In U.S.A. f/u/b/o RMP Capital Corp. v. Turner Construction Co., et al., 2017 WL 244066 (11th Cir. 2017) (unpublished), the Court of Appeals for the Eleventh Circuit clarified a previously undecided area of law in holding that general contractors and its insurer sureties may recoup attorney’s fees under the Miller Act.

In the underlying case, Turner, the general contractor, contracted with the Department of Veterans Affairs to construct a portion of the Community Living Center in Orlando, Florida. Pursuant to the Miller Act, Turner obtained a payment bond from several sureties. Inevitably, a dispute arose between Turner and a subcontractor regarding allegedly deficient work, and Turner did not pay the subcontractor the full contract amount. The subcontractor later assigned its accounts receivable to RMP, who brought suit against Turner and its sureties under the Miller Act. RMP determined on the first day of trial that it would drop its Miller Act claims, which prompted Turner and the sureties to move for attorney’s fees, based on the subcontractor’s contract. The district court denied the motion, finding that while Eleventh Circuit precedent supports an award for attorney’s fees for subcontractors, it does not afford the same to general contractors. Turner and the sureties appealed.

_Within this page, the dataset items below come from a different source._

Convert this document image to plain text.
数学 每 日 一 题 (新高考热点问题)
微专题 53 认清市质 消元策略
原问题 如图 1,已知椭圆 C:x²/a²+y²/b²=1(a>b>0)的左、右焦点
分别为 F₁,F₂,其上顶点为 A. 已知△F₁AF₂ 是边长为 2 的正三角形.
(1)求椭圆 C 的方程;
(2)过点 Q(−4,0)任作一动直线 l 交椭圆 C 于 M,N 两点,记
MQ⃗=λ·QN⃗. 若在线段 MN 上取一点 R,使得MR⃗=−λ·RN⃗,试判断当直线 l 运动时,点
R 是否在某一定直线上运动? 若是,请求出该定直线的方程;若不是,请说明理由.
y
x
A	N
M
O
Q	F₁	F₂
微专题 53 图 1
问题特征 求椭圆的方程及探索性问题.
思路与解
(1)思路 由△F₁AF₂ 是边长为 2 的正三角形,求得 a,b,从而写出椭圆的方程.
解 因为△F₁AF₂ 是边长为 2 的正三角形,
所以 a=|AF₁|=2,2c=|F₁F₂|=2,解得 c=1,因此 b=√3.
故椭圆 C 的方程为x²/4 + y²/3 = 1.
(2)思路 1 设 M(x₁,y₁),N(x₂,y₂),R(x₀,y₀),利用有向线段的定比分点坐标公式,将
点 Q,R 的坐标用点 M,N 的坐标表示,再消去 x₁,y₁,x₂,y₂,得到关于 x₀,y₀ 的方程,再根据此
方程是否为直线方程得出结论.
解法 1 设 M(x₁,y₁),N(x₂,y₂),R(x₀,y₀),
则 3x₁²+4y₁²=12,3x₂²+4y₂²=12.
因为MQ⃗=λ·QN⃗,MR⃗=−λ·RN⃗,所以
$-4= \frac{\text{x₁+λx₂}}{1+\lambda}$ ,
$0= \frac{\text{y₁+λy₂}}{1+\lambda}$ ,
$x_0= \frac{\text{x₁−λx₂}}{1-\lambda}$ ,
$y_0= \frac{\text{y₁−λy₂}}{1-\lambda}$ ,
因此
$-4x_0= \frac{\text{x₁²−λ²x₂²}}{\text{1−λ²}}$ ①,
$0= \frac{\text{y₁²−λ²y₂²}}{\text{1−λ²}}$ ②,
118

The circuit court reversed the district court, and clarified that while the Miller Act does not mention attorney’s fees, Eleventh Circuit precedent dictates that “attorney’s fees are a recoverable item under [a] Miller Act bond” when provided for in a contract. This includes attorney’s fees for both subcontractors and general contractors. The holding brings the Eleventh Circuit in line with several other circuits, including the 1st, 4th, 5th, 8th and 9th. In making its determination, the court relied on the American Rule, which states that each litigant pays his own attorney’s fees, win or lose, unless a statute or contract provides otherwise. Of course, while federal law may govern the availability of attorney’s fees in Miller Act cases, state law governs the interpretation of a contract provision allowing for attorneys’ fees. See U.S. ex rel. W.W. Gay Mech. Contractor, Inc. v. Walbridge Aldinger Co., 543 Fed. App’x. 937 (11th Cir. Nov. 1, 2013).

The opinion reminds every construction professional and attorney for both subcontractors and general contractors to: (1) practice careful contract drafting; and (2) always read the contract before seeking legal action. Courts have repeatedly upheld contractual provisions, and parties should be well-aware of the terms of the agreement not only during the project, but also when pursuing legal action. For RMP, the cost of this litigation is not limited to the $240,000.00 that went unpaid by Turner, but may also include an additional $47,580.91 in attorney’s fees for bringing suit in the first place.